加拿大动物学家Hebert[3]等对动物界,包括脊椎动物和无脊椎动物共11门13 320个物种的线粒体细胞色素C氧化酶亚基基因序列比较分析,除腔肠动物Cnidaria外,98%的物种遗传距离差异在种内0%~2% ,种间平均可达到11.3%。本研究表明,种内的个体间差异远远小于 Hebert 等提出的2%的标准,种间遗传距离平均为11.1%,远远大于种内遗传距离,线粒体COI的序列数据和NJ树支持了形态学上鉴定的种的地位,如图2(A)。由于COI序列核苷酸取代饱和,这可能影响了高阶元属的分类结果,当只取COI序列编码蛋白密码子的第一、二位核苷酸构建进化树时,不同属的物种可以清楚地区分开来,如图2(B)。DNA条形码与DNA分类是不同的。虽然DNA条形码也用系统发育分析树来做分析,但仅仅是为了验证物种的单源性和聚类关系,通常要求所用分析方法简洁、快速,所以这些树并不能看做系统发育树。而DNA分类在为物种鉴定提供平台的同时,还需要探讨物种的系统发育、高阶元分类地位等深层次的问题,并且要用到多种软件、多种算法构建系统发育树,运算较复杂。本研究显示在亚属水平上基于线粒体COI序列的NJ树与形态学分类有差异,如在传统形态学中冷氏白蛉、吴氏白蛉同属白蛉属劳蛉亚属,亲缘关系较近[16],但是以p-distance计算冷氏白蛉与吴氏白蛉种间遗传距离(0.151)大于冷氏白蛉与阿蛉亚属中华白蛉间的遗传距离(0.059),以NJ法构建的分子进化树也显示了相同的结果。本研究DNA条形码为DNA分类提供了部分数据,可以作为DNA分类系统的初步实践,但对于我国白蛉DNA分类有待于进一步深入研究。

图2 基于43条白蛉COI序列所构建的系统发育树

在分子进化过程中,由mtDNA片段转移到核序列中而形成的细胞核线粒体假基因(Numts)广泛存在于无脊椎动物细胞中。Numts序列和目的mtDNA序列协同扩增将严重影响DNA条形码研究。但通过采用多种方法可以避免和解决Numts的扩增问题,如利用是否存在电泳杂带、测序双峰、背景噪音等现象而无法获取目的序列等现象可以初步判断PCR产物中是否存在Numts。Numts一般含有阅读框内终止密码子、插入缺失或点突变位点等,对获得条形码序列对序列进行分析,通过检测成分偏向性,是否能正确翻译以及与相近种序列比对可以确定序列是否为目的COI序列[17]。此外采用RT-PCR技术或设计特异引物对物种进行特异扩增将有效避免这一问题[18-19]。

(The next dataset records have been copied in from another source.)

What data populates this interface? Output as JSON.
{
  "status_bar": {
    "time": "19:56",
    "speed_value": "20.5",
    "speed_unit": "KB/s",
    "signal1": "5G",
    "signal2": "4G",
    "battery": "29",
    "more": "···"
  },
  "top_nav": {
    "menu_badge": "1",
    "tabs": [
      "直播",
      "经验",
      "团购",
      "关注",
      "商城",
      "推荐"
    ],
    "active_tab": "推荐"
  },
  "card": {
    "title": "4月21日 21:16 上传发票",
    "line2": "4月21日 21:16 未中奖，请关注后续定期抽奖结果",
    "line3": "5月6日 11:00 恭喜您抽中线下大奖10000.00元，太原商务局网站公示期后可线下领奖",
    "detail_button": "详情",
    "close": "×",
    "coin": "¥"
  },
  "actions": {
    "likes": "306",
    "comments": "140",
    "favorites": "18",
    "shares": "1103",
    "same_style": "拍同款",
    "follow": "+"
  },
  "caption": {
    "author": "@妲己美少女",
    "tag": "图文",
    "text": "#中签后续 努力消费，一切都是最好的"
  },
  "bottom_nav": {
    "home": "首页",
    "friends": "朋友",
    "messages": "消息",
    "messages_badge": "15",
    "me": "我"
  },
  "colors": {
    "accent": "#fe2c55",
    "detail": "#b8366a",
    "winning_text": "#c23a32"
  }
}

线粒体基因属于母系遗传,可能会由于种间线粒体基因交流出现一些导致错误鉴定的现象。比如:种间杂交和内共生菌(如:沃尔巴克wolbachia)感染,所导致的对线粒体基因的间接选择[20]。目前国内尚未见白蛉wolbachia感染的报道,但以色列、埃及境内的Phlebotomuspapatasi中已发现沃尔巴克菌感染[21]。沃尔巴克等内共生菌的存在,会造成寄主 mtDNA 多态性降低或提高,从而影响基于mtDNA的 DNA 条形码及系统发育研究。因此在解决一些特殊类群,或处理一些特殊情况如假基因、基因交流等时,需要再加一条候补基因如核基因等[22]。选取多个基因共同用于物种鉴定不仅能丰富分子分析数据,而且能使鉴定与分析更为准确。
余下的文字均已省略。